Teması önlemek için salgını korku kapitalizmi gibi kullanmaları o yok oluş korkusunun dışa vurumu. Farklı olandan, yabancıdan korkmak-ürkmek kışkırtılan bir tutum. Yeni faşizmde biz ve yabancılar ikilemi asal karakterdedir, o sürdürülmektedir.
Salgın, an'daki bir 'durum'. Hala sürüyor. Bir aşamadan sonra zarara yol açma kapasitesini yitirecek veya mutasyona uğrayacaktır. Ancak buna benzer pek çok "kâbus senaryosu" artık gündelik potansiyel gerçekliğimizdir. İklim krizi, Asya'dan toplu göç hareketleri, uzak olmayan geleceğin konusudur.
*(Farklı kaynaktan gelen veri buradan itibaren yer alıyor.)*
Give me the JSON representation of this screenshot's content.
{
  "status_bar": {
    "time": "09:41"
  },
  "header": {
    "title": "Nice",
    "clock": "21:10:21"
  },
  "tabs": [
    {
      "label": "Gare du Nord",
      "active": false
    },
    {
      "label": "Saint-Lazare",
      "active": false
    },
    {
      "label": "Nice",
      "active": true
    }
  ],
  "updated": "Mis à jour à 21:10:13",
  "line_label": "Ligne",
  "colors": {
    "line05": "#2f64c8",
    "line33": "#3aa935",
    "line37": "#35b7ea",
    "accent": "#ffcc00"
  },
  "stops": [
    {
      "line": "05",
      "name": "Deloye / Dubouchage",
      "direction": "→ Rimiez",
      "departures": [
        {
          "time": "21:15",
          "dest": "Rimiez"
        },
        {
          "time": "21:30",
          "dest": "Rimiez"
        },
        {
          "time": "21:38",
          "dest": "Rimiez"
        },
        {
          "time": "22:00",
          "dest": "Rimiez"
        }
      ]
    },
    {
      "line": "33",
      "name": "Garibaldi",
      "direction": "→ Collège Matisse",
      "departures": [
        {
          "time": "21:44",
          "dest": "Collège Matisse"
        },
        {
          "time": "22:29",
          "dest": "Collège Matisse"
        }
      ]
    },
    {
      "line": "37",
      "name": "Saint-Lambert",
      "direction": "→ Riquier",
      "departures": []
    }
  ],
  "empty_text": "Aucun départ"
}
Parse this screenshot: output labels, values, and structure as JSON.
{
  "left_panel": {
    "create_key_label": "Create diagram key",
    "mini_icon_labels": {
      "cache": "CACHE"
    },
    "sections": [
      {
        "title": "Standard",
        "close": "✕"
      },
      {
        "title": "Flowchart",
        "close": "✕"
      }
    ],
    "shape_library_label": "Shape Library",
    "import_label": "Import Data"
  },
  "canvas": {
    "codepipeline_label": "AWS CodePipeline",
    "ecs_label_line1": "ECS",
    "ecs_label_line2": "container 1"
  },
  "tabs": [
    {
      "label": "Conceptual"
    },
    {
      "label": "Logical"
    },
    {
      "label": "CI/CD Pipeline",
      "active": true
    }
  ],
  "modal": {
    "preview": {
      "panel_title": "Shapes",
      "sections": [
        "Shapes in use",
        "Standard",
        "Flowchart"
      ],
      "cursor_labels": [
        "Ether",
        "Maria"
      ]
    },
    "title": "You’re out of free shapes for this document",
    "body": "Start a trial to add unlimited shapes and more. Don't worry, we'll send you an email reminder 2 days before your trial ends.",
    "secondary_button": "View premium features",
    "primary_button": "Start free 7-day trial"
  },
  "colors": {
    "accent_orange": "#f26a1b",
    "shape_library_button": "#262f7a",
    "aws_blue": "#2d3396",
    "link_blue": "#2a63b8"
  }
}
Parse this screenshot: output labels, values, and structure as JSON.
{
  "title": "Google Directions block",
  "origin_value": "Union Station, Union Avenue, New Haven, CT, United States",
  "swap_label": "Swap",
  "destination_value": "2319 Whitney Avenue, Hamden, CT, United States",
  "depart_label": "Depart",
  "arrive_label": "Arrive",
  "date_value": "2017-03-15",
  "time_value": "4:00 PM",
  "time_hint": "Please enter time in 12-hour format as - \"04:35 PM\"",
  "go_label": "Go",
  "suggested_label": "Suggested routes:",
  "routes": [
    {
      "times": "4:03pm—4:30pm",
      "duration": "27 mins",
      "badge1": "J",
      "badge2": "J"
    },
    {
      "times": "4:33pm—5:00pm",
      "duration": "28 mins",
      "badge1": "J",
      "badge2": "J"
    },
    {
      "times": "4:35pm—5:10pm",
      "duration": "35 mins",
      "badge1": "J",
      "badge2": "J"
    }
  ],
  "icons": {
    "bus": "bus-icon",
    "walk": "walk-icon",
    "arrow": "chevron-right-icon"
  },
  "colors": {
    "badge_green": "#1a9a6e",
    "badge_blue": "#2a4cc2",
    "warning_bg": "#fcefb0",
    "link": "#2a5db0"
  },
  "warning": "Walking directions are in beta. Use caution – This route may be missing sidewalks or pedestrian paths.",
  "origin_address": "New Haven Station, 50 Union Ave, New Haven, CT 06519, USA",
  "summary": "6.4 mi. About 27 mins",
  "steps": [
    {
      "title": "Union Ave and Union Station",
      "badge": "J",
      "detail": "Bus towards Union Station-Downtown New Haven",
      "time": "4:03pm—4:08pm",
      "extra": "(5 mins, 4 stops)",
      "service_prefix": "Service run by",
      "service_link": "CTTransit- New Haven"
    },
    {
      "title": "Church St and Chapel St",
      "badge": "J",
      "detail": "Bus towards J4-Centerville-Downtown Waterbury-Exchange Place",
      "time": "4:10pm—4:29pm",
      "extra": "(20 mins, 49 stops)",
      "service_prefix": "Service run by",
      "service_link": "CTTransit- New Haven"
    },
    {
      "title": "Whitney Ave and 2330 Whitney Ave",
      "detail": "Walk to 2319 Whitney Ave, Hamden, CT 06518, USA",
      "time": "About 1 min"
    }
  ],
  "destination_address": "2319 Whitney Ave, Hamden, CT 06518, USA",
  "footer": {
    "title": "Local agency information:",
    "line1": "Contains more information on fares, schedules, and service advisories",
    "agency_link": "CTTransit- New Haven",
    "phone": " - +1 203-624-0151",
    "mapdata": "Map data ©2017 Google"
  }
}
Kapitalizmli bir dünyanın vaadi bundan sonra bunlardır. Bu üretim tarzı ve buna bağlı toplumsal siyasal biçimler dünyayı kemiriyor. Kendiliğinden ve örgütlü itiraz, tepki ve hareketlere yol açması kaçınılmaz. Yeni faşist despotlukların tamamı bu yakın tehlikeye karşı daha 'hızlı', daha 'merkezi' olmaya adeta mecburdur. Bu tür "daha"lı örgütlenme biçimlerinin toplumsal faturası ezme-ezilme ilişkisini ebedileştirme arayışıdır. Bunun ideolojik kültürel araçları da o hakim düşünceye göre şekillenecektir.
Yolun sonuna gelmiş bir sistemin ikna kapasitesi o daha oraya gelmeden erir. Buna karşın düne kadar birbiriyle didişen sistem karşıtı hareketeler giderek daha geniş-daha kapsayıcı ortak paydalarda buluşur.
Kapitalizme ve pratiklerine eylemli karşı koyuş içinde bulunan, kendilerini çok sayıda alanda üreten alternatif akımların yaratıcı enerjisi aynı hedefe yöneldiğinde açığa çıkacak zenginliği düşünelim. Pek çok akımın ayrım çizgileri silikleşmiştir. Çünkü yolun sonundaki kapitalizm sadece türlü metamorfozlarla hepsi birbirinden beter seçeneklere mahkum ediyor insanlığı. Yeni faşist despotizm bir tür zombileşmedir ve ezilenlerin ortak mücadelesiyle 'tarihin çöp sepetine' gönderilmesi beklenmektedir.